Astronomer Enterprise is a collection open-source-based data applications that run on Kubernetes.
- Astronomer Pilot provides a centralized GUI, API, monitoring, alerts, and orchestration.
- Modules are deployed as interfaces and services that utilized shared data stores (Postgres, Redis, Kafka).
The Astronomer Platform aims to provide a managed, convenient, open-source-based clickstream experience in any cloud. You can learn more about the functionality of the clickstream module here.
- User Events are sent from your applications to the Go-based Event API which drops them into Apache Kafka.
- The Event Router reads from configuration for the application to determine what to do with each event, where to forward it to, etc., and rewrites the event to destination-specific Kafka topics.
- Serverside workers process events off those destination-specific Kafka topics and send the events in real-time off to their destination.
- Sending events in batch (for example, to Redshift) require the Airflow Module.
The Astronomer Platform aims to provide a managed, convenient, mostly-stock Airflow experience in any cloud.
Airflow has several ways to hook in and customize different pieces. Since we are aiming to provide the best possible Airflow experience, with minimal commits on our fork, we’ve dropped support for the Mesos Executor, in favor of the Celery Executor.
The Celery Executor has the most support for Airflow features and reduces our dependency on the lower-level infrastructure layer. We can run our managed deployment on any number of orchestrators now. We currently have production-grade deployments for Marathon and Kubernetes, and an open edition on Docker Compose.

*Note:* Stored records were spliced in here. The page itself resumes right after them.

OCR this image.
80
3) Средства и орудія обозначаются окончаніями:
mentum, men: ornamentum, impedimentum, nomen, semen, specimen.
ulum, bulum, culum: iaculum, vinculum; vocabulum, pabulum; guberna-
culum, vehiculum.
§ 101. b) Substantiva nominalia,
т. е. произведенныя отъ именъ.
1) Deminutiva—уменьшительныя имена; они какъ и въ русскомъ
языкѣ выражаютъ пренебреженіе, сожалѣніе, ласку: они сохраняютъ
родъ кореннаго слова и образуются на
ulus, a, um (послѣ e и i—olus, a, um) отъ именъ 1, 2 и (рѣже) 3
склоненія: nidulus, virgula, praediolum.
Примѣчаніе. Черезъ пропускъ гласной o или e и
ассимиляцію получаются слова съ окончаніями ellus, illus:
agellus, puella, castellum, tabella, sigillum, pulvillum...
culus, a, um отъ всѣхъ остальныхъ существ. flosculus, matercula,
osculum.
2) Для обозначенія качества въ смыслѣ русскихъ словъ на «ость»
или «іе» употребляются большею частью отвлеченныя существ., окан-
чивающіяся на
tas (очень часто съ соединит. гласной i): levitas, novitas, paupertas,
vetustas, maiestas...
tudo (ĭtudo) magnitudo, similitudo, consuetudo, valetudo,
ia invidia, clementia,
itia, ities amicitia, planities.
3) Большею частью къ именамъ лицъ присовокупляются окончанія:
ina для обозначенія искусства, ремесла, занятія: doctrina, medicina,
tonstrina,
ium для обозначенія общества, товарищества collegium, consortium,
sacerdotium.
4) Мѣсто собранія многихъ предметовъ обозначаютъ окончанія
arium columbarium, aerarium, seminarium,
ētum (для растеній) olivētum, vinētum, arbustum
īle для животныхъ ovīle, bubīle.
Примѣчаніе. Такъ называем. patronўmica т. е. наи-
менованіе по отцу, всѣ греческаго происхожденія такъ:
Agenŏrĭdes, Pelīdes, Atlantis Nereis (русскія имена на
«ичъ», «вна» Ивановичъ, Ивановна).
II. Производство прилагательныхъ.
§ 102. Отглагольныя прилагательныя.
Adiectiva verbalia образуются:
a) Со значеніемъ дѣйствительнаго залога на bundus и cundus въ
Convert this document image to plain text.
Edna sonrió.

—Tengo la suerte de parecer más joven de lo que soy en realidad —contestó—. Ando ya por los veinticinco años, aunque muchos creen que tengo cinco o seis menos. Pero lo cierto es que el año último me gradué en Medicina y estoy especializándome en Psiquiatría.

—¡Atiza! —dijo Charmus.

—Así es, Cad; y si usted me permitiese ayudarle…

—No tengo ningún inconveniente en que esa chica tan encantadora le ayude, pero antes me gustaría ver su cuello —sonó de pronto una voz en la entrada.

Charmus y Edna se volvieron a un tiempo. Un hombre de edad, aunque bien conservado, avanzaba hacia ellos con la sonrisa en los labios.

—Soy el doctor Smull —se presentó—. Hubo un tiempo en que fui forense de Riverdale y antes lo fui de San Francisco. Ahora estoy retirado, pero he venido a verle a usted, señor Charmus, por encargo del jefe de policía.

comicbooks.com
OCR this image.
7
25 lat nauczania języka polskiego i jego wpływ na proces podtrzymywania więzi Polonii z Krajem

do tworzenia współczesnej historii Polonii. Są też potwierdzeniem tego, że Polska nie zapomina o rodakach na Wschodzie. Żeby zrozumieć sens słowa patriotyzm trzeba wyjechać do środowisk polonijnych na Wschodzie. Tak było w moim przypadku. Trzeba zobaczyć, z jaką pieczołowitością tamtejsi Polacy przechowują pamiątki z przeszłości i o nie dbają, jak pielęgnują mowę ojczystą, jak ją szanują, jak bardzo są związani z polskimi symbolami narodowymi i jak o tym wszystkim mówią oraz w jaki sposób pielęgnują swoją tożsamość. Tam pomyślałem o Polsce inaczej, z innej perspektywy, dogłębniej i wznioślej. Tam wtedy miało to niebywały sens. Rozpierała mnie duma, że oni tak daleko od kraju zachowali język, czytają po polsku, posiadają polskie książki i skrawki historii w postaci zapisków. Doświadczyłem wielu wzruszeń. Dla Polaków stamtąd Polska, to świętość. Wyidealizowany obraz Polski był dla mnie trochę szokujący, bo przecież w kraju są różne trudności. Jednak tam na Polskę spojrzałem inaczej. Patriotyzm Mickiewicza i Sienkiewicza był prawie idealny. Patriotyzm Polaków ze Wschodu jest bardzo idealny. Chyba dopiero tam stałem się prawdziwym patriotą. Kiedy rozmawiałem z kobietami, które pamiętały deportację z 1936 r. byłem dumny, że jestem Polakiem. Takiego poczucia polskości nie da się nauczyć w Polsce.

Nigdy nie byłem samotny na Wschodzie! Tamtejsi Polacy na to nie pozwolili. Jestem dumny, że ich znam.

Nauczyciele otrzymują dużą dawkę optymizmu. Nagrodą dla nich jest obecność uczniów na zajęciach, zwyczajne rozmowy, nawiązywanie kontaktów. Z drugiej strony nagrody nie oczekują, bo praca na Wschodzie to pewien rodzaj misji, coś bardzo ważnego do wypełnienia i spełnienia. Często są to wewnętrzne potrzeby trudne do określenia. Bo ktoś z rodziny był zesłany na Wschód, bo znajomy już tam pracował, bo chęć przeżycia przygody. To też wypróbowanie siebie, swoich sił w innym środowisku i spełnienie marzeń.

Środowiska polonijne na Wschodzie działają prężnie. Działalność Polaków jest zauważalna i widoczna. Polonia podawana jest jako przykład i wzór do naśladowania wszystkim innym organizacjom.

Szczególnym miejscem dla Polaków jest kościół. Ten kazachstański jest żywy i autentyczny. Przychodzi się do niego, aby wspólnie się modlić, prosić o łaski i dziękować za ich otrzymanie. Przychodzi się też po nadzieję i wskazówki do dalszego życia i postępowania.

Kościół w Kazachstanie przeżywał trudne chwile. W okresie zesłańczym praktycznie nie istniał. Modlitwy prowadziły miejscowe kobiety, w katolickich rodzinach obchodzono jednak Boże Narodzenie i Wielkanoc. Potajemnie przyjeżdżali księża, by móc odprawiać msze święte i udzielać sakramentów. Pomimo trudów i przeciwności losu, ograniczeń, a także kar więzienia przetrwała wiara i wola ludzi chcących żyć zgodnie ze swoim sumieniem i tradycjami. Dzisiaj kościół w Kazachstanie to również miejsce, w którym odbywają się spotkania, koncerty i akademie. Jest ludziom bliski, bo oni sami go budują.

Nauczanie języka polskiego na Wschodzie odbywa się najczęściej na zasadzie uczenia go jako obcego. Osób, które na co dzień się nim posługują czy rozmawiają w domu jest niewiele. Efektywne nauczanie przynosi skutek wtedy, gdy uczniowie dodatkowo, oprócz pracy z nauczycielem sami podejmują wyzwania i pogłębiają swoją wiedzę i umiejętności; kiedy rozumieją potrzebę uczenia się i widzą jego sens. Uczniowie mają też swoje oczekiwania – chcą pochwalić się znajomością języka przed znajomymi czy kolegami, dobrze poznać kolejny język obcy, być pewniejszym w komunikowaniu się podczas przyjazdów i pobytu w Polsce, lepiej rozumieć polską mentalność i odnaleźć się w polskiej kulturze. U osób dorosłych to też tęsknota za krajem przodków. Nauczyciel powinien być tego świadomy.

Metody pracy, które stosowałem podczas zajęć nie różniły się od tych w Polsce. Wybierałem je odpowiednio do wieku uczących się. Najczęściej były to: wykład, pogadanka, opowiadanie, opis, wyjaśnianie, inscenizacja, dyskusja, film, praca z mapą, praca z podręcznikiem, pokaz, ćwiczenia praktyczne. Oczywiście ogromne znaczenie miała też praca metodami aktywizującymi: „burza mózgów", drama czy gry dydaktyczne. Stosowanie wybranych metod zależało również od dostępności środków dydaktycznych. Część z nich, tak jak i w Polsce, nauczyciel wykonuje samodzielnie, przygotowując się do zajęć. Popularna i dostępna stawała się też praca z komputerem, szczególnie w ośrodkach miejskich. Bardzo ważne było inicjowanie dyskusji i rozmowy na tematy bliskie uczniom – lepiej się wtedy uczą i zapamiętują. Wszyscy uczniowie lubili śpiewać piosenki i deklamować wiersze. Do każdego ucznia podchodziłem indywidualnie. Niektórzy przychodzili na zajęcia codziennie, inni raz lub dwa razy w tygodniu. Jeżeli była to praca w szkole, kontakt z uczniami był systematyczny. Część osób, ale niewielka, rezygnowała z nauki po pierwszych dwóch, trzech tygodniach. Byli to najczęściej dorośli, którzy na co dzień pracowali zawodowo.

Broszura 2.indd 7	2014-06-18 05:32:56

Running our Airflow deployment on Kubernetes has a few advantages over Marathon. Kubernetes has support for a resource they refer to as StatefulSets. StatefulSets are a way to run replicated pods that can mount durable, external volumes. Pods deployed as a replica of a StatefulSet each get a stable, well-known hostname as well. These two properties, make it a perfect match for Airflow Celery workers. The stable hostnames seamlessly allow the Airflow webserver to make requests to the correct worker for log files for a specific task, and the external volumes, ensure that the log data remains, even after a shutdown/upgrade/etc.
Our Celery workers also run with a tiny sidecar that takes care of truncating old log files to prevent the volumes from filling up, a problem we’ve run into in the past all too often.
We can also leverage StatefulSets to run a deployment-specific, “highly-available” Prometheus server. This just means that we can run two prometheus replicas, each with their own external volume for storage. To achieve the same type of behavior with Marathon, we would need to individually configure and manage duplicate deployments of these services or build external tooling to fake this behavior by running identical apps, that each mount their own external volumes - something we’re not looking to tackle at this point.
Another advantage of running Airflow on Kubernetes is Helm. Helm is essentially a package management solution for Kubernetes. Using Helm, we can define service dependencies, and template our YAML files so they don’t need to be manually tweaked for each deployment. We are able to define as many YAML files for our services as we need and template values in, by tweaking a single, separate, YAML file that contains concrete values for all the variables in the templates. Helm has a lot of nice features in addition to just templating that really make wielding multiple deployments of the same distributed system a lot easier and manageable.
Marathon really doesn’t have an equivalent here so we’ve built a small utility to template our Marathon JSON files in a similar way, but we do not have any plans of building a full-blown package management solution, like Helm. The DC/OS universe competes a little bit here, but is no substitute for Helm.
On a slightly related note, Kubernetes primarily works with YAML files to declaratively define resources, while Marathon requires JSON files. YAML is a lot easier to work with for these kinds of tasks, as JSON gets tedious and lengthy.
Finally, Kubernetes exposes a lot more than just “applications”, that can be declaratively defined and submitted to the cluster, allowing us to build up an entire distributed system, rather than juggling multiple steps to piece the system together. For example, our source controlled YAML files can be deployed in a single step, and it creates everything from managed configs and secrets, to load balancers, to replicated services and everything in between. With a single command, the entire system is deployed, wired-up and properly exposed to the outside world. Although we can do some similar things with Marathon it’s not as straightforward and we’d again probably need to build some custom tooling.
In general, Kubernetes provide a lot more primitives for building up distributed systems, while Marathon is more bare-bones. Under the hood, Mesos provides a low-level way to programatically allocate resources, which is great for things like Spark. Declaratively defining services with Kubernetes provides a lot of nice features that Marathon does not support and also allows us to quickly build more robust, interconnected systems. These are just some of the big reasons we’re moving forward with Kubernetes.
Deploying DAGs involves a Docker Registry that sends a webhook to a component we call Commander, which will generate Kubernetes calls and send them to the Airflow deployment, which will perform a rolling update to the Airflow deployment containers.